For the Republicans, the two leading candidates going into the partisan primary, state House Speaker Pro Tempore Tommy Pope and former state representative and 2006 congressional nominee Ralph Norman, virtually tied in the final result. Pope finished first with only a 112-vote margin, scoring 30.5 percent in a field of seven Republican candidates. Norman’s percentage was 30.2.

The 5th District contains all or part of 11 north-central South Carolina counties. Both Pope and Norman hail from York County, the district’s largest population entity. There, Pope outdistanced Norman by 137 votes. That means the difference between the two was just 25 votes in the remaining 10 counties.

Turnout was 38,903 in the Republican primary with the Democrats adding an additional 18,573 who voted in their nomination contest. The total participation factor of 57,476 represented only 12.5 percent of the district’s registered voters. This number pales in comparison to the GA-6 turnout that exceeded 192,000, as we saw on April 18, but was much stronger than the Los Angeles special earlier last month that drew just under 29,000 voters.

Both Pope and Norman will now advance to a May 16 run-off election, just two weeks from now under South Carolina election law. The pair claimed over 60 percent of the vote, with the remaining five candidates splitting 40 percent. It is these latter voters who will be the major targets for the run-off. Since both Pope and Norman begin with a virtual equal voting pool, each man will need to maximize their number of return supporters for the next election, and then obtain the larger share of return voters who supported other candidates.

South Carolina Guard Commander Tom Mullikin finished third with 20 percent. He actually carried three of the smaller counties, and brandished himself as President Trump’s strongest supporter throughout the field. He could become a significant power broker in the run-off, should he choose to endorse either Pope or Norman.

For the Democrats, as also predicted, former Wall Street executive and congressional aide Archie Parnell won the party nomination outright. He garnered 71 percent against his two opponents, far surpassing the 50 percent figure needed for outright nomination.
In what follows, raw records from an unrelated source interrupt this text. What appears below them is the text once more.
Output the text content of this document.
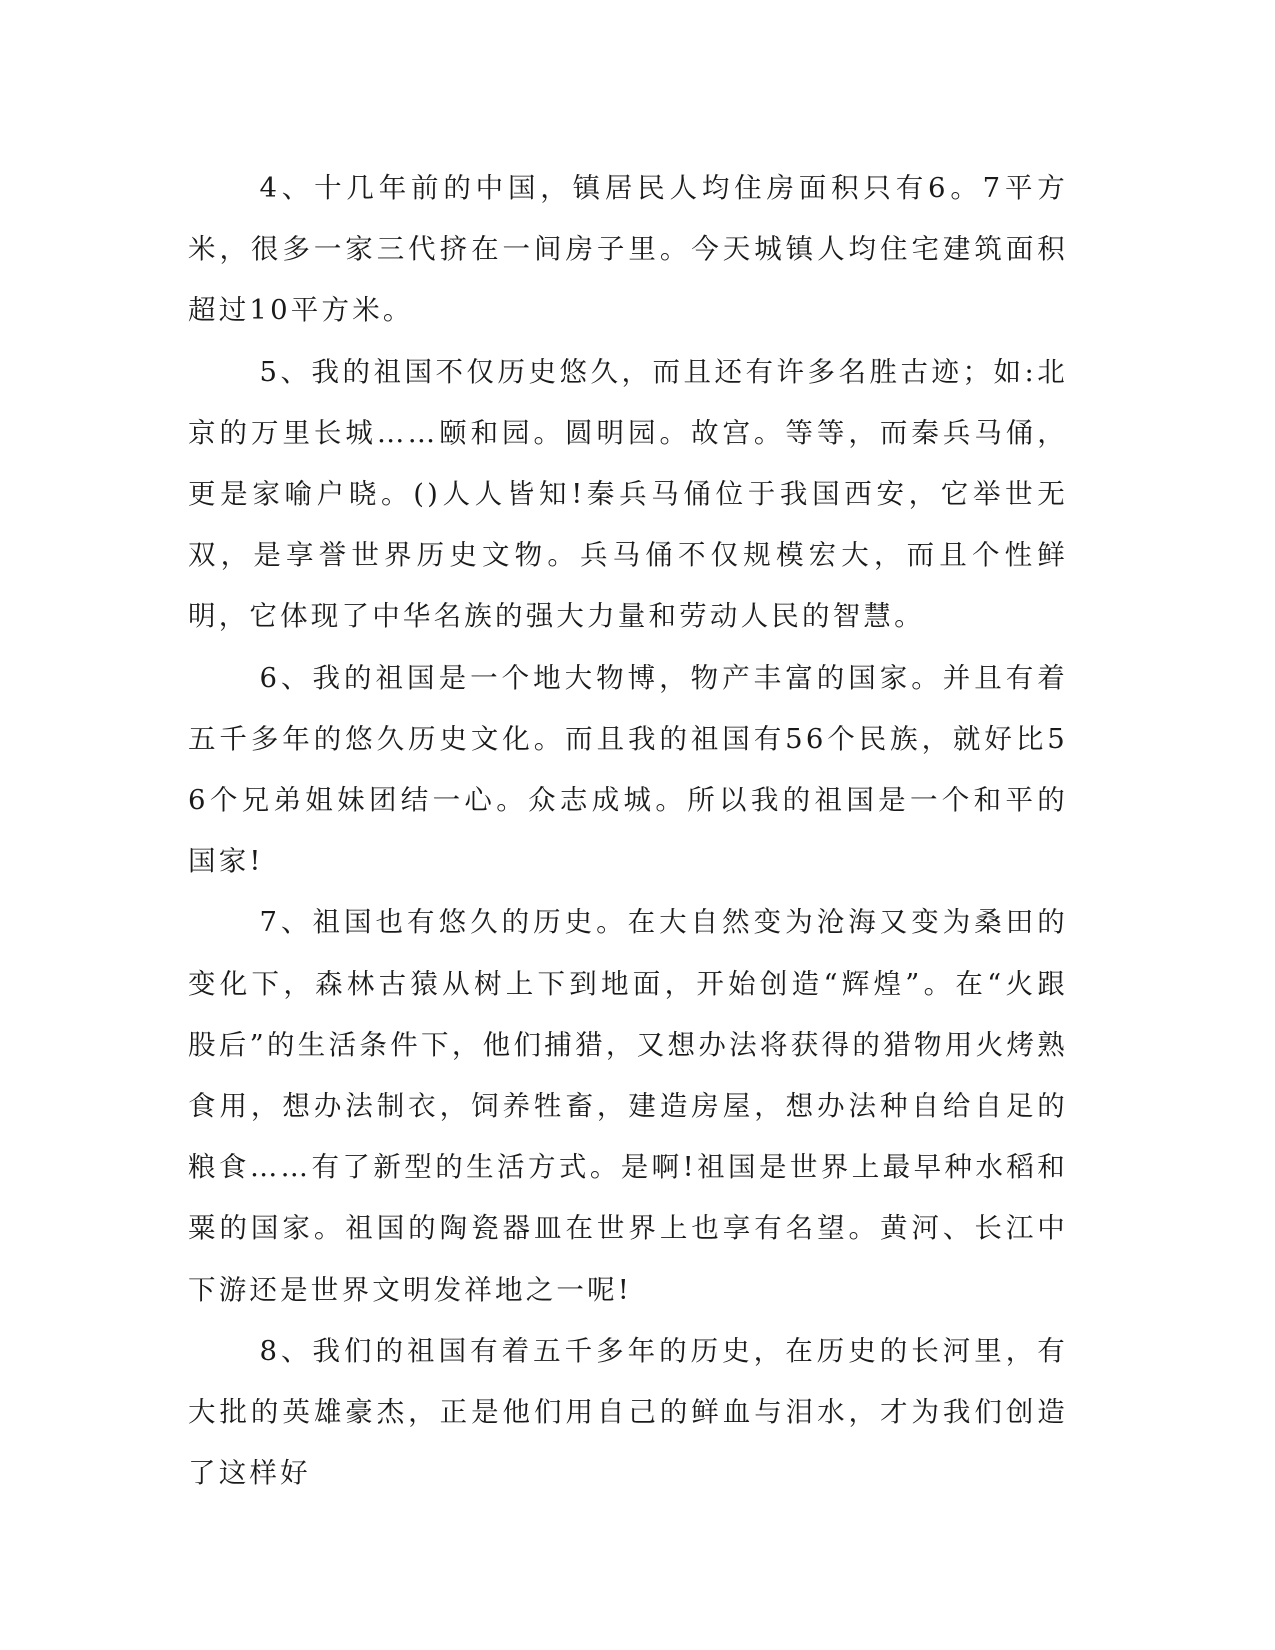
4、十几年前的中国，镇居民人均住房面积只有6。7平方米，很多一家三代挤在一间房子里。今天城镇人均住宅建筑面积超过10平方米。

5、我的祖国不仅历史悠久，而且还有许多名胜古迹；如:北京的万里长城……颐和园。圆明园。故宫。等等，而秦兵马俑，更是家喻户晓。()人人皆知!秦兵马俑位于我国西安，它举世无双，是享誉世界历史文物。兵马俑不仅规模宏大，而且个性鲜明，它体现了中华名族的强大力量和劳动人民的智慧。

6、我的祖国是一个地大物博，物产丰富的国家。并且有着五千多年的悠久历史文化。而且我的祖国有56个民族，就好比56个兄弟姐妹团结一心。众志成城。所以我的祖国是一个和平的国家!

7、祖国也有悠久的历史。在大自然变为沧海又变为桑田的变化下，森林古猿从树上下到地面，开始创造“辉煌”。在“火跟股后”的生活条件下，他们捕猎，又想办法将获得的猎物用火烤熟食用，想办法制衣，饲养牲畜，建造房屋，想办法种自给自足的粮食……有了新型的生活方式。是啊!祖国是世界上最早种水稻和粟的国家。祖国的陶瓷器皿在世界上也享有名望。黄河、长江中下游还是世界文明发祥地之一呢!

8、我们的祖国有着五千多年的历史，在历史的长河里，有大批的英雄豪杰，正是他们用自己的鲜血与泪水，才为我们创造了这样好
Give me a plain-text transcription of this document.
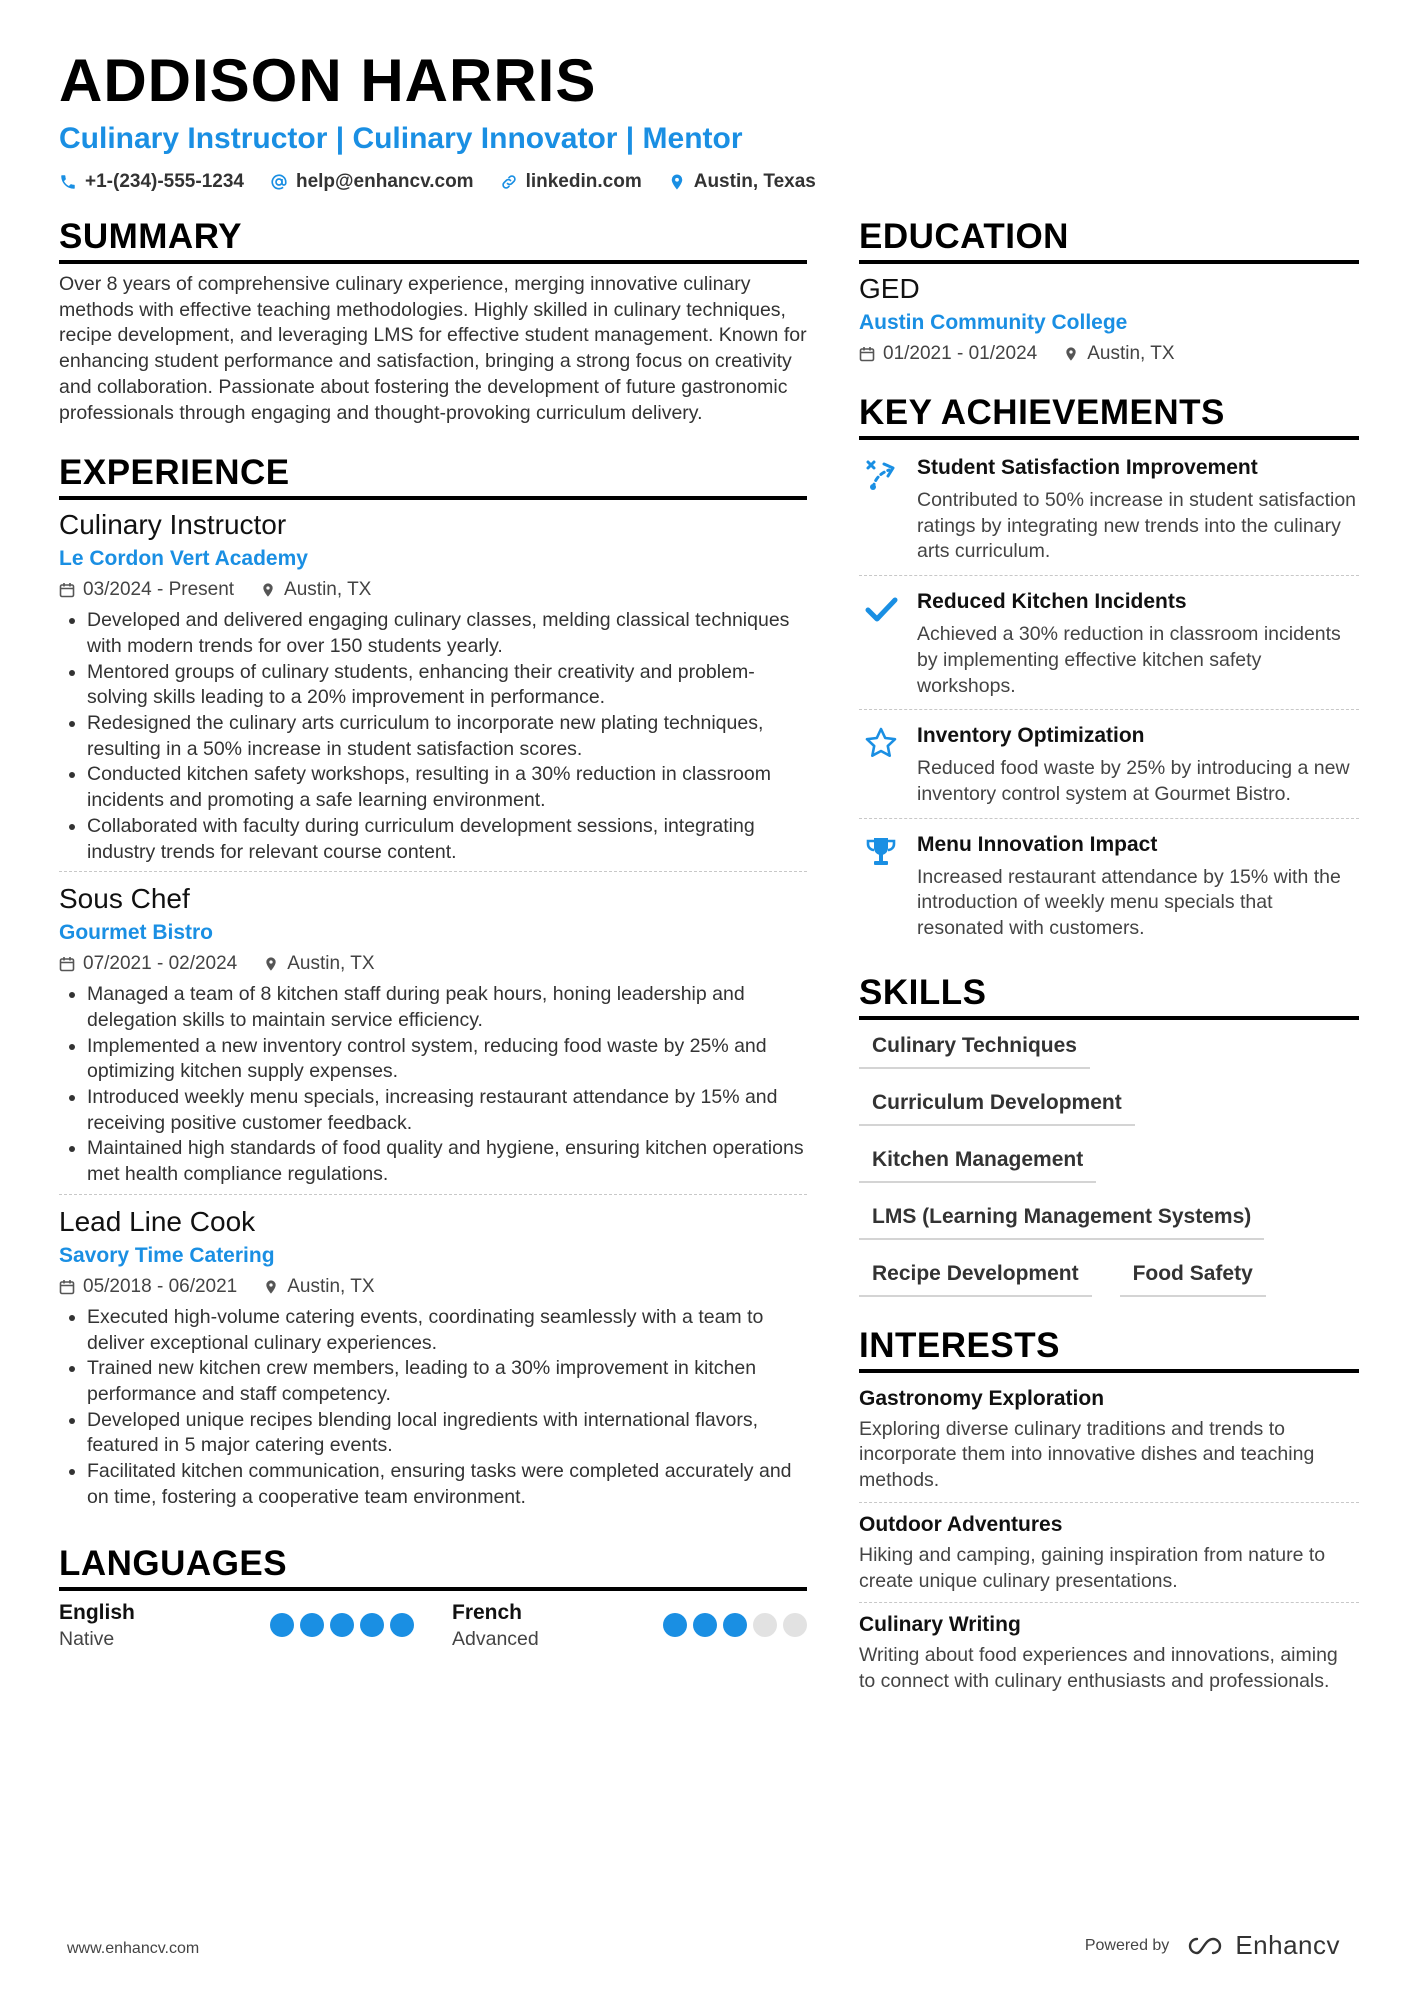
ADDISON HARRIS
Culinary Instructor | Culinary Innovator | Mentor
+1-(234)-555-1234	help@enhancv.com	linkedin.com	Austin, Texas
SUMMARY
Over 8 years of comprehensive culinary experience, merging innovative culinary methods with effective teaching methodologies. Highly skilled in culinary techniques, recipe development, and leveraging LMS for effective student management. Known for enhancing student performance and satisfaction, bringing a strong focus on creativity and collaboration. Passionate about fostering the development of future gastronomic professionals through engaging and thought-provoking curriculum delivery.
EXPERIENCE
Culinary Instructor
Le Cordon Vert Academy
03/2024 - Present	Austin, TX
• Developed and delivered engaging culinary classes, melding classical techniques with modern trends for over 150 students yearly.
• Mentored groups of culinary students, enhancing their creativity and problem-solving skills leading to a 20% improvement in performance.
• Redesigned the culinary arts curriculum to incorporate new plating techniques, resulting in a 50% increase in student satisfaction scores.
• Conducted kitchen safety workshops, resulting in a 30% reduction in classroom incidents and promoting a safe learning environment.
• Collaborated with faculty during curriculum development sessions, integrating industry trends for relevant course content.
Sous Chef
Gourmet Bistro
07/2021 - 02/2024	Austin, TX
• Managed a team of 8 kitchen staff during peak hours, honing leadership and delegation skills to maintain service efficiency.
• Implemented a new inventory control system, reducing food waste by 25% and optimizing kitchen supply expenses.
• Introduced weekly menu specials, increasing restaurant attendance by 15% and receiving positive customer feedback.
• Maintained high standards of food quality and hygiene, ensuring kitchen operations met health compliance regulations.
Lead Line Cook
Savory Time Catering
05/2018 - 06/2021	Austin, TX
• Executed high-volume catering events, coordinating seamlessly with a team to deliver exceptional culinary experiences.
• Trained new kitchen crew members, leading to a 30% improvement in kitchen performance and staff competency.
• Developed unique recipes blending local ingredients with international flavors, featured in 5 major catering events.
• Facilitated kitchen communication, ensuring tasks were completed accurately and on time, fostering a cooperative team environment.
LANGUAGES
English
Native
French
Advanced
EDUCATION
GED
Austin Community College
01/2021 - 01/2024	Austin, TX
KEY ACHIEVEMENTS
Student Satisfaction Improvement
Contributed to 50% increase in student satisfaction ratings by integrating new trends into the culinary arts curriculum.
Reduced Kitchen Incidents
Achieved a 30% reduction in classroom incidents by implementing effective kitchen safety workshops.
Inventory Optimization
Reduced food waste by 25% by introducing a new inventory control system at Gourmet Bistro.
Menu Innovation Impact
Increased restaurant attendance by 15% with the introduction of weekly menu specials that resonated with customers.
SKILLS
Culinary Techniques
Curriculum Development
Kitchen Management
LMS (Learning Management Systems)
Recipe Development	Food Safety
INTERESTS
Gastronomy Exploration
Exploring diverse culinary traditions and trends to incorporate them into innovative dishes and teaching methods.
Outdoor Adventures
Hiking and camping, gaining inspiration from nature to create unique culinary presentations.
Culinary Writing
Writing about food experiences and innovations, aiming to connect with culinary enthusiasts and professionals.
www.enhancv.com	Powered by	Enhancv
Though Parnell will have a bit of a head start for the general election while his future opponent is embroiled in a very tough run-off, the big question will be whether the national Democratic Party and interest groups inject themselves on Parnell’s behalf. So far they have showed little inclination to enter the campaign, and seeing Democratic primary turnout not even equal half of the Republican vote will likely discourage them even more.

With the new Anzalone Liszt Grove Research poll released Tuesday in GA-6 (April 23-26; 590 GA-6 likely special election voters), it is probable that the Democratic leadership will concentrate all their resources in bringing Jon Ossoff home instead of investing in the Montana and South Carolina long-shot campaigns.

The polling results find Ossoff clinging to a 48-47 percent edge over former Secretary of State Karen Handel (R), which means a virtual tie. Therefore, both sides will be investing heavily in getting their votes to the polls for this critical and expensive special election.

Tuesday’s South Carolina results suggest the next two weeks will be quite interesting as the two Republicans fight for the nomination from equivalent political footing. This run-off is a pure toss-up.